Professor Waugh: Education as well.

Mr Humphrey: Yes, OK. In your experience, how good are we at doing that in Northern Ireland? Have we improved?

Professor Waugh: As I said, I see positive developments in all areas. However, again, I cannot say that I have evidence that various Departments are talking to one another and coming forward with an integrated plan. I may be wrong on that; do not quote me. There are things that I would love to see. I would love to bring members from my own centre and academic leads in various disciplines together with industry leads and the various Departments and for them to sit down and work through how to deliver this vision. You probably have better knowledge of whether Departments are working together to achieve these types of major enterprises and activities.

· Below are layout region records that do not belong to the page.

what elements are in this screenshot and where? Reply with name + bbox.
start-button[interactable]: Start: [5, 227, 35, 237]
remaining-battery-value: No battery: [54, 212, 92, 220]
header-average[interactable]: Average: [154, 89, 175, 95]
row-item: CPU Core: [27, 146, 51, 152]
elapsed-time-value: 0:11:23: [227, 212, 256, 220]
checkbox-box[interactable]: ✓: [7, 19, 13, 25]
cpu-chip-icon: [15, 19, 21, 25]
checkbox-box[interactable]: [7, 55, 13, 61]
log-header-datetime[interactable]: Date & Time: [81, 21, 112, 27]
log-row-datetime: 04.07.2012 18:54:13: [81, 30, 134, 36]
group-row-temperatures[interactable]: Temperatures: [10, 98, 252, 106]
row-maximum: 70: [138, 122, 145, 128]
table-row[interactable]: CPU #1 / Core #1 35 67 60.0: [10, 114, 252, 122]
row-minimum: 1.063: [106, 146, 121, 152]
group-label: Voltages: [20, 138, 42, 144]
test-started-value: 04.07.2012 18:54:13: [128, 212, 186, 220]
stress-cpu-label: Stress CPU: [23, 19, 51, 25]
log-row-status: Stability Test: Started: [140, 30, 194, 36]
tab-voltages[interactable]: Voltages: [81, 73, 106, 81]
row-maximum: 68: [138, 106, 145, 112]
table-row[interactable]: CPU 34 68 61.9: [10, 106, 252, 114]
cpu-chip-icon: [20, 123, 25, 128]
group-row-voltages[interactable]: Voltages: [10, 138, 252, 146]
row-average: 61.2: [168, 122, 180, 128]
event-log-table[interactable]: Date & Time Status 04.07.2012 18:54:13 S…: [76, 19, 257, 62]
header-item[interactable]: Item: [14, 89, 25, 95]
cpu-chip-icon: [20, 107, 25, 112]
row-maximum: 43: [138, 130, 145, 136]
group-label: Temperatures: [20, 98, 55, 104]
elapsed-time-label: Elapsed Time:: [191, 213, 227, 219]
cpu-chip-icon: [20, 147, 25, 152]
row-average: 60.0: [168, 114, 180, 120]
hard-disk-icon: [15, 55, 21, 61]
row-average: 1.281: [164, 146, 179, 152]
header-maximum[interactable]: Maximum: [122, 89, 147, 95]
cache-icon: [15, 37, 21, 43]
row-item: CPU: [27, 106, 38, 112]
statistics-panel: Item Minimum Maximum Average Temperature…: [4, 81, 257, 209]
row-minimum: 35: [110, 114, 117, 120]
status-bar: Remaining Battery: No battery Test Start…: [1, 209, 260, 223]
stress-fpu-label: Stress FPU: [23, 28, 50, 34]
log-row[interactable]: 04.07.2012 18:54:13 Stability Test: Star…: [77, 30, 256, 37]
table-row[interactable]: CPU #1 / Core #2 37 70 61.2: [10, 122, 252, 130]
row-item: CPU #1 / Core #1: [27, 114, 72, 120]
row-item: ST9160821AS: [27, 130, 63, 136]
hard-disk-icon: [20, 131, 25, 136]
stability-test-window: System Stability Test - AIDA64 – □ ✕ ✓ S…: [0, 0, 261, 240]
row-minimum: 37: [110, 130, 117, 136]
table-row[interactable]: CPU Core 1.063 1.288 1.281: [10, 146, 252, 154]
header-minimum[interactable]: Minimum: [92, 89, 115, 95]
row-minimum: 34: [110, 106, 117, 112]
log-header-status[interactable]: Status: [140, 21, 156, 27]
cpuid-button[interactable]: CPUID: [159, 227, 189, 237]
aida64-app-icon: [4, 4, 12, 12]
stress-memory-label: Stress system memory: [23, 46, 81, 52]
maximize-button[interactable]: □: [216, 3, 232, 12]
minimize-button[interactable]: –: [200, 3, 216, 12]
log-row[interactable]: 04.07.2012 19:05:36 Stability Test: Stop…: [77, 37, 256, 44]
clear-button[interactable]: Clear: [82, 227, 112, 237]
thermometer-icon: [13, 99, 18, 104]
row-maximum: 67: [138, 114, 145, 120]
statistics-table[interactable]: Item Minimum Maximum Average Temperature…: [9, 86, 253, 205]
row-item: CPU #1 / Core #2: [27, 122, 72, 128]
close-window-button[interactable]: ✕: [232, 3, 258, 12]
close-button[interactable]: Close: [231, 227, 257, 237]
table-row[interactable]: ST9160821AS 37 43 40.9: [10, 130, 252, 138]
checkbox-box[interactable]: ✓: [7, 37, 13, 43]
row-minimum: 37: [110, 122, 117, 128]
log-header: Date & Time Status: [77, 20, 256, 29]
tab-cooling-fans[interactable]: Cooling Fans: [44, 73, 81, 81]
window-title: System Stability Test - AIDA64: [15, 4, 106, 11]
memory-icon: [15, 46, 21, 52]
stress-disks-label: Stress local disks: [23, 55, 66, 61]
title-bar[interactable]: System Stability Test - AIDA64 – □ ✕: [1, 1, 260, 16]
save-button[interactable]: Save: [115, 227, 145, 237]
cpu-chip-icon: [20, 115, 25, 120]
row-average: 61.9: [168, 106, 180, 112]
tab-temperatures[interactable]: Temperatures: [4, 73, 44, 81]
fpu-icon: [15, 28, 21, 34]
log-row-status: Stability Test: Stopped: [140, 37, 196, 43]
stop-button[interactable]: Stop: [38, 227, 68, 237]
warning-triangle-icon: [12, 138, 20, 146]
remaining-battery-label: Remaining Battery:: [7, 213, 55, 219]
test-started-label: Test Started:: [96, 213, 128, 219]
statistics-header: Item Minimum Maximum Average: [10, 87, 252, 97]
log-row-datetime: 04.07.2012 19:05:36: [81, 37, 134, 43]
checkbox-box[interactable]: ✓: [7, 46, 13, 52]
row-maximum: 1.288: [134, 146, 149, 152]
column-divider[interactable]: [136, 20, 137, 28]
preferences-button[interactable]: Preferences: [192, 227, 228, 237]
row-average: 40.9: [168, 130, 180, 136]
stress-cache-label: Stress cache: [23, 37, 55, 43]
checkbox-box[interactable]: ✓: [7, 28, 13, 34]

Mr Humphrey: You mentioned Randox and Almac, and I remember doing business with Galen before it was Almac. You mentioned the cuts and the economic climate in which we operate. Getting joined-upness of government and between the Departments and having companies like Almac and Randox and academia working together is absolutely essential, especially when money is tight.

Professor Waugh: Yes.

Mr Humphrey: I detect from what you have said that we are in a better place but that we are not in the place that you would want us to be. That is probably the view of everyone around the table. Have you put forward suggestions? Is there some way that we can get that? Do we need a tsar or somebody to champion it?

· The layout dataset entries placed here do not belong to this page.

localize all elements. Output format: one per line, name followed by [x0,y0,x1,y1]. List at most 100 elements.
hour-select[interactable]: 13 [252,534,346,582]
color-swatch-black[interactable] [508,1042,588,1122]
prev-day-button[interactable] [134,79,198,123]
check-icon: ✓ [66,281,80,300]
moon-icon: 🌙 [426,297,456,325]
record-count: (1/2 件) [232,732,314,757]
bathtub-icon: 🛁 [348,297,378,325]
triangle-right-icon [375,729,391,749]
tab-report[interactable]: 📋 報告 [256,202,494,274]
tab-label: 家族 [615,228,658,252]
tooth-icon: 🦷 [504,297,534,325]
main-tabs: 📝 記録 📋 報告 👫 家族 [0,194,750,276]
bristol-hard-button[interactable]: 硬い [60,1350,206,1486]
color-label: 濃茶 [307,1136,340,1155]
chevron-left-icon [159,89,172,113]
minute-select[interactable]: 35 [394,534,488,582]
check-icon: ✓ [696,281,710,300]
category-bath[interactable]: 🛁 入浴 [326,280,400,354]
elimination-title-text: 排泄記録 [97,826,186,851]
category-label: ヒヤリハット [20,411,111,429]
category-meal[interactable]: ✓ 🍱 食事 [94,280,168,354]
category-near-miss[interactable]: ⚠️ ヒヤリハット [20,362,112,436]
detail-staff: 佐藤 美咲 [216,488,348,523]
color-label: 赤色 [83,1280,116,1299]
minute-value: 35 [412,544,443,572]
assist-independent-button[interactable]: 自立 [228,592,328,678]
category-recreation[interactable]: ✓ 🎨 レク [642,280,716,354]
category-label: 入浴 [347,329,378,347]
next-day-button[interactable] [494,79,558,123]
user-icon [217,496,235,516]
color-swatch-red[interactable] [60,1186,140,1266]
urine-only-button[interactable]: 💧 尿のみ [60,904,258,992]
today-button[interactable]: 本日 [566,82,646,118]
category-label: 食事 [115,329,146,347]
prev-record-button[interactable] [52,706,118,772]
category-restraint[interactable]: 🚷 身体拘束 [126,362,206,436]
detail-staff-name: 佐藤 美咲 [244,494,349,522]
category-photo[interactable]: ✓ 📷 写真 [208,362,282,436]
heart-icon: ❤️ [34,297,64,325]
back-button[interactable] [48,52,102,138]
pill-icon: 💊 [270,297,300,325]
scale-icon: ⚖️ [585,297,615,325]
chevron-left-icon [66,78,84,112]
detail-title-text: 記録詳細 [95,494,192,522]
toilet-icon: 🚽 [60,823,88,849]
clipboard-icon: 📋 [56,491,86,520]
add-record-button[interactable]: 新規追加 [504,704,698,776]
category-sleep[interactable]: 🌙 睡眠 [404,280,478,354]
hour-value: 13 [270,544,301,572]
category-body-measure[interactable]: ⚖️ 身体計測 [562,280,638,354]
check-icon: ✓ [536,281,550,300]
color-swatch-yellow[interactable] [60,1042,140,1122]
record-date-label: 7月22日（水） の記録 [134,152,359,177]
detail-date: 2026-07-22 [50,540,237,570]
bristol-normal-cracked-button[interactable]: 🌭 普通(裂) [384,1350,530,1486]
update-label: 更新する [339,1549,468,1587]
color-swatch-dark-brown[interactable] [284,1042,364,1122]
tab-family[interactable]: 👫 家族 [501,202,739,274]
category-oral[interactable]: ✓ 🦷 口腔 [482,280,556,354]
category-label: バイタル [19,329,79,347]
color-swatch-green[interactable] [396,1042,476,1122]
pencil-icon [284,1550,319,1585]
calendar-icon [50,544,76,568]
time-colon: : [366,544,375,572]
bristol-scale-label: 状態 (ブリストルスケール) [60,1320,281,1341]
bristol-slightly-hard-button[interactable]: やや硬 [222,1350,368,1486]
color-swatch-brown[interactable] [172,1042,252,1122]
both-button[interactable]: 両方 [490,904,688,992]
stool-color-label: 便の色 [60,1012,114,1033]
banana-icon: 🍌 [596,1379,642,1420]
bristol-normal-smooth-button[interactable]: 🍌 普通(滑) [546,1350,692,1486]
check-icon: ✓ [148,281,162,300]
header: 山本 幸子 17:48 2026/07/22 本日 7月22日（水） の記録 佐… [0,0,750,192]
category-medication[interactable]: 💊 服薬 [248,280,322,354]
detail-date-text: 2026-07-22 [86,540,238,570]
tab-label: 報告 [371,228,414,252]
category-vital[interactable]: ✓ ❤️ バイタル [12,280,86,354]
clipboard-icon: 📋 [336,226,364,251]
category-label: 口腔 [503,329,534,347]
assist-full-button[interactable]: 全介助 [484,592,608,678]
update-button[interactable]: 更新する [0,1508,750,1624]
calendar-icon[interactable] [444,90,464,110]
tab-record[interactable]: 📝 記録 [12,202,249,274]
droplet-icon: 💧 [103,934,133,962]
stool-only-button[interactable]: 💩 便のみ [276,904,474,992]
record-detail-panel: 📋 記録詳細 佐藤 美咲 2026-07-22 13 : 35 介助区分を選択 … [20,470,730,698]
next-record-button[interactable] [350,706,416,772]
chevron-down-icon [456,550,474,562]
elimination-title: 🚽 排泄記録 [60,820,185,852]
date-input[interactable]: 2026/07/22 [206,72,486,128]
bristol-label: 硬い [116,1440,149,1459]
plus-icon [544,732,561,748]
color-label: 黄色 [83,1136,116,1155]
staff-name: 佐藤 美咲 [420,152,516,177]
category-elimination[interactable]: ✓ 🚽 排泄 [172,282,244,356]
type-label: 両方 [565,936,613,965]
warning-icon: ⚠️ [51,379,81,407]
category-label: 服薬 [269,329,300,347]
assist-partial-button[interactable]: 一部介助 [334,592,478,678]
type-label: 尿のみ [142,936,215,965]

Professor Waugh: Sometimes a small committee is more effective in being able to deliver a vision. With wider committees, trying to get consensus across too many people can sometimes be difficult. If you were able to identify key leads within each of those key sectors — two or three from Health, two or three from industry and two or three from the academic sector — you could come forward with a vision that enables delivery of this type of vision. I think that it is achievable. We have to make this achievable.

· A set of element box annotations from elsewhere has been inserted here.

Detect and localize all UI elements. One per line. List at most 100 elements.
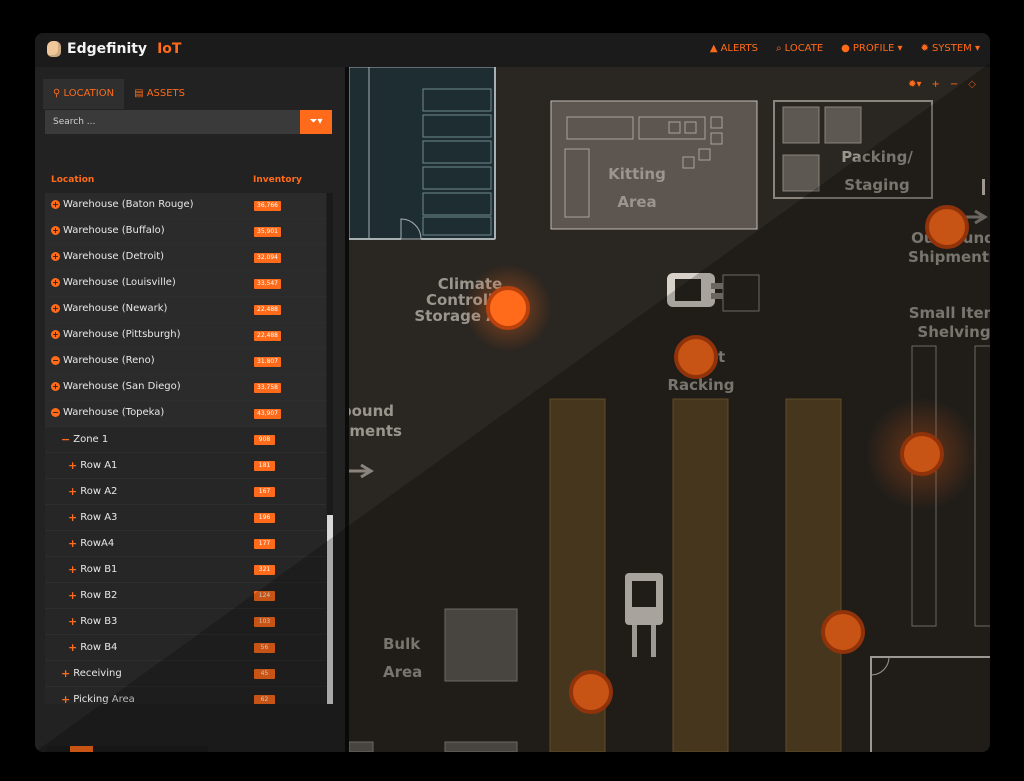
nav-label: PROFILE ▾: [852, 43, 903, 54]
expand-icon[interactable]: +: [68, 589, 77, 602]
location-name: Warehouse (Baton Rouge): [63, 199, 194, 210]
search-input[interactable]: [45, 110, 300, 134]
brand[interactable]: Edgefinity IoT: [47, 41, 181, 57]
table-row[interactable]: − Zone 1 908: [45, 427, 326, 453]
expand-icon[interactable]: +: [68, 563, 77, 576]
expand-icon[interactable]: +: [68, 641, 77, 654]
asset-marker[interactable]: [866, 398, 978, 510]
kitting-label-1: Kitting: [608, 165, 666, 183]
location-name: Warehouse (Pittsburgh): [63, 329, 181, 340]
nav-label: ALERTS: [720, 43, 758, 54]
expand-icon[interactable]: +: [61, 667, 70, 680]
forklift-top-icon: [667, 273, 760, 312]
nav-label: SYSTEM ▾: [931, 43, 980, 54]
shelving-label-1: Small Item: [909, 304, 990, 322]
expand-icon[interactable]: +: [68, 537, 77, 550]
asset-marker[interactable]: [569, 670, 613, 714]
nav-system[interactable]: ✹ SYSTEM ▾: [921, 43, 980, 54]
inventory-badge: 124: [254, 591, 275, 601]
table-row[interactable]: + Row B3 103: [45, 609, 326, 635]
asset-marker[interactable]: [821, 610, 865, 654]
location-tree: + Warehouse (Baton Rouge) 36,766 + Warehouse…: [45, 193, 326, 704]
column-header-location[interactable]: Location: [51, 175, 94, 185]
nav-locate[interactable]: ⌕ LOCATE: [776, 43, 823, 54]
scrollbar[interactable]: [327, 193, 333, 704]
expand-icon[interactable]: +: [51, 278, 60, 287]
location-name: Warehouse (Louisville): [63, 277, 176, 288]
forklift-icon: [625, 573, 663, 657]
table-row[interactable]: + Row B1 321: [45, 557, 326, 583]
location-name: Row A2: [80, 486, 118, 497]
table-row[interactable]: + Row A1 181: [45, 453, 326, 479]
warehouse-floor-map[interactable]: Kitting Area Packing/ Staging Outbound S…: [349, 67, 990, 752]
table-row[interactable]: + Row B2 124: [45, 583, 326, 609]
table-row[interactable]: + Row B4 56: [45, 635, 326, 661]
expand-icon[interactable]: +: [51, 382, 60, 391]
map-settings-button[interactable]: ✹▾: [908, 79, 921, 90]
pagination-prev[interactable]: «: [47, 746, 70, 752]
expand-icon[interactable]: +: [51, 330, 60, 339]
table-row[interactable]: + Row A3 196: [45, 505, 326, 531]
table-row[interactable]: + Picking Area 62: [45, 687, 326, 704]
collapse-icon[interactable]: −: [51, 356, 60, 365]
zoom-out-button[interactable]: −: [950, 79, 958, 90]
filter-icon: ⏷▾: [309, 116, 323, 127]
map-fit-button[interactable]: ◇: [968, 79, 976, 90]
table-row[interactable]: + Warehouse (Baton Rouge) 36,766: [45, 193, 326, 219]
location-name: Picking Area: [73, 694, 135, 704]
tree-node-label: + Picking Area: [61, 693, 135, 704]
zoom-in-button[interactable]: +: [932, 79, 940, 90]
asset-marker[interactable]: [674, 335, 718, 379]
column-header-inventory[interactable]: Inventory: [253, 175, 302, 185]
table-row[interactable]: + Warehouse (San Diego) 33,758: [45, 375, 326, 401]
asset-marker[interactable]: [464, 264, 552, 352]
search-row: ⏷▾: [45, 110, 332, 134]
collapse-icon[interactable]: −: [61, 433, 70, 446]
location-name: Warehouse (San Diego): [63, 381, 181, 392]
brain-logo-icon: [47, 41, 61, 57]
table-row[interactable]: + Warehouse (Pittsburgh) 22,488: [45, 323, 326, 349]
collapse-icon[interactable]: −: [51, 408, 60, 417]
expand-icon[interactable]: +: [68, 459, 77, 472]
expand-icon[interactable]: +: [68, 615, 77, 628]
list-icon: ▤: [134, 88, 144, 99]
tree-node-label: + Row A3: [68, 511, 117, 524]
pagination-page-5[interactable]: 5: [162, 746, 185, 752]
location-name: Row A1: [80, 460, 118, 471]
expand-icon[interactable]: +: [61, 693, 70, 704]
top-navbar: Edgefinity IoT ▲ ALERTS ⌕ LOCATE ● PROFI…: [35, 33, 990, 67]
tree-node-label: + Warehouse (Newark): [51, 303, 167, 314]
expand-icon[interactable]: +: [68, 485, 77, 498]
table-row[interactable]: + Row A2 167: [45, 479, 326, 505]
expand-icon[interactable]: +: [51, 226, 60, 235]
table-row[interactable]: + RowA4 177: [45, 531, 326, 557]
packing-label-2: Staging: [844, 176, 909, 194]
filter-button[interactable]: ⏷▾: [300, 110, 332, 134]
table-row[interactable]: + Receiving 45: [45, 661, 326, 687]
inventory-badge: 45: [254, 669, 275, 679]
pagination-page-2[interactable]: 2: [93, 746, 116, 752]
pagination-page-4[interactable]: 4: [139, 746, 162, 752]
tab-assets[interactable]: ▤ ASSETS: [124, 79, 195, 109]
pagination-next[interactable]: »: [185, 746, 208, 752]
expand-icon[interactable]: +: [51, 252, 60, 261]
table-row[interactable]: − Warehouse (Topeka) 43,907: [45, 401, 326, 427]
table-row[interactable]: + Warehouse (Detroit) 32,094: [45, 245, 326, 271]
location-name: Row B3: [80, 616, 118, 627]
pagination-page-1[interactable]: 1: [70, 746, 93, 752]
tree-node-label: + Warehouse (San Diego): [51, 381, 181, 392]
tab-location[interactable]: ⚲ LOCATION: [43, 79, 125, 109]
bulk-label-2: Area: [383, 663, 422, 681]
nav-alerts[interactable]: ▲ ALERTS: [710, 43, 758, 54]
asset-marker[interactable]: [925, 205, 969, 249]
expand-icon[interactable]: +: [51, 200, 60, 209]
expand-icon[interactable]: +: [51, 304, 60, 313]
pagination-page-3[interactable]: 3: [116, 746, 139, 752]
table-row[interactable]: + Warehouse (Buffalo) 35,901: [45, 219, 326, 245]
table-row[interactable]: + Warehouse (Newark) 22,488: [45, 297, 326, 323]
scrollbar-thumb[interactable]: [327, 515, 333, 704]
table-row[interactable]: + Warehouse (Louisville) 33,547: [45, 271, 326, 297]
expand-icon[interactable]: +: [68, 511, 77, 524]
table-row[interactable]: − Warehouse (Reno) 31,807: [45, 349, 326, 375]
nav-profile[interactable]: ● PROFILE ▾: [841, 43, 902, 54]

There are things that we can use this for that go beyond the cancer programme. It could provide a true, evidence-based example of how you innovate in Northern Ireland and how you use all the commendable individual sectors and bring them together to achieve some very meaningful outputs. I spent 10 years living in the US, and it was a transformative period of my life. One of the key things that I learnt is that Americans are great at selling good news stories. We need to get good news stories out there. We would then have the ability to sell something and show that this country can do some major activities with a global impact.

Mr Humphrey: Thanks for your reply, and good luck with it all.

The Chairperson (Mr McGlone): Professor, that concludes this session. Just so you know, picking up on what William said about what we do about this, we will get a retrospective Hansard report of the session. The Committee will then look through the items and issues that have been raised and produce an action column or a list of stuff that we and other Assembly Committees should have responsibility for advancing to add that bit of joined-upness that William was talking about. Thank you very much indeed for your time.

Professor Waugh: Thank you all for your time this morning. I invite you all to come and visit the centre for cancer research and cell biology in 2015. I would love to offer you the opportunity to have one of your Committee meetings there and to learn at first hand of some of the other really significant work that we do.

The Chairperson (Mr McGlone): That would be very useful. Thank you for that invite.